My Top 1000 Songs #100: Franklin's Tower

Wow, made it to 100. Only 900 more to go! (Ok, not sure I'm gonna be able to stick it out that long... especially once Musk drives Twitter into the ground and I don't have a place to share these posts. Maybe I'll find a new social media platform? Or just enjoy one less distraction in my day? Time will tell!

Anyway, "Franklin's Tower." Ok, perhaps not the most impressive example of the Dead's music--it's a basic three-chord riff played endlessly throughout the song--the verses, the choruses, the jams; not so much as a bridge to shake things up. But that also makes it an ideal showcase for some of Jerry's most hypnotic noodling, not to mention some terrifically strange Robert Hunter lyrics ("If you plant ice, you're gonna harvest wind"? Sure, I suppose...)
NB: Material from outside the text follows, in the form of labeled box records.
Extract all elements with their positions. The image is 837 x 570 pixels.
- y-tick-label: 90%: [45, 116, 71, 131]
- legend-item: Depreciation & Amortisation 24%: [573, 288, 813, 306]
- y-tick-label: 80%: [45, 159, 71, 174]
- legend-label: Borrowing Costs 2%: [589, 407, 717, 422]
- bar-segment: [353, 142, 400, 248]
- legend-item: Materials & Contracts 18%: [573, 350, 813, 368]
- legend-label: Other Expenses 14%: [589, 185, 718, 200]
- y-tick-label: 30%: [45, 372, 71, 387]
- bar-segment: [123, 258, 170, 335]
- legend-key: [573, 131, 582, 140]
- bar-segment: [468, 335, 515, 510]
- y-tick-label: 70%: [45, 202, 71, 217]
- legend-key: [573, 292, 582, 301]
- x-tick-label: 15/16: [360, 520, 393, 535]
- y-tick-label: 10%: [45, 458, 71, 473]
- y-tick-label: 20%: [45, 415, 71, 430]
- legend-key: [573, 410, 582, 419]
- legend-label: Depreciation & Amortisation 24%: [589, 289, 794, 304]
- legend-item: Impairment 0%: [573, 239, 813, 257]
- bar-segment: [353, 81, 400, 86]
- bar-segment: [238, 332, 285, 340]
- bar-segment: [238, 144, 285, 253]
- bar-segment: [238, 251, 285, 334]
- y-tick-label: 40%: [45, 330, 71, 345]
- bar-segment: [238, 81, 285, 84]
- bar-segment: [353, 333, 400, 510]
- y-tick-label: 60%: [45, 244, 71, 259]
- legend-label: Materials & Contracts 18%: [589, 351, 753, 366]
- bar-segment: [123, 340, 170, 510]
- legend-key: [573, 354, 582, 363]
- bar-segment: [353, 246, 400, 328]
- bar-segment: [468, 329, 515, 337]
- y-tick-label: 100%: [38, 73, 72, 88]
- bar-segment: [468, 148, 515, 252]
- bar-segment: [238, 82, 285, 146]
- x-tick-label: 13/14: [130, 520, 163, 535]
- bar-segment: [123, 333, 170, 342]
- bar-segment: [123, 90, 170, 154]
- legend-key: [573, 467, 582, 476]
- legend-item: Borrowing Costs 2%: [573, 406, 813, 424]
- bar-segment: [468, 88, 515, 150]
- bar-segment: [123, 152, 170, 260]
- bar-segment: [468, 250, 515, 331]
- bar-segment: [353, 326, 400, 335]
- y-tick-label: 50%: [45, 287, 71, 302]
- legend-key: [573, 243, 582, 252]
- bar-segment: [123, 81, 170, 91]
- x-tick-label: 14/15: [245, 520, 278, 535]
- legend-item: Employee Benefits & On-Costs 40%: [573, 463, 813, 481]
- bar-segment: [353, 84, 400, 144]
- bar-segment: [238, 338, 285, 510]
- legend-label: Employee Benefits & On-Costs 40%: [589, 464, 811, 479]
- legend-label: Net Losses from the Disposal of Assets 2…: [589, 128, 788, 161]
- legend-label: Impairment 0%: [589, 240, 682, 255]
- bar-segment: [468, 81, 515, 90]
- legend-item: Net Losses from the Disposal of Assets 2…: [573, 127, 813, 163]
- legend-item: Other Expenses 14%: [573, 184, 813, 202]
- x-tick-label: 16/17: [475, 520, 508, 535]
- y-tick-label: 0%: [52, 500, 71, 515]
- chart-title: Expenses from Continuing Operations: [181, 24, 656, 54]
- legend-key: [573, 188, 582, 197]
The original studio version on 1975's Blues for Allah is a concise little pop song propelled by a gentle reggae groove and burbling keyboard fills. But of course on stage they stretch out a bit, the sort of thing than can go on for quite a while without wearing out its welcome. Indeed, it was hearing an early live performance--from a 1975 San Francisco show when, after a year or so sabbatical, the Dead emerged from their caves and previewed the Allah LP--that played a large role in converting me from a Never-Deader to a life-long Dead fanatic. (That show, which I heard on a hissy cassette shared by a friend in the college dorm, later became the Dead's first archival release, One From The Vault.) So, yeah, a lot of my love for this number is deeply personal, each repeated "Roll away the dew" taking me back to those early, wide-eyed (ok, maybe a little red-eyed) days of diving down the Grateful Dead rabbit-hole--something I wrote about in my book and shared here previously.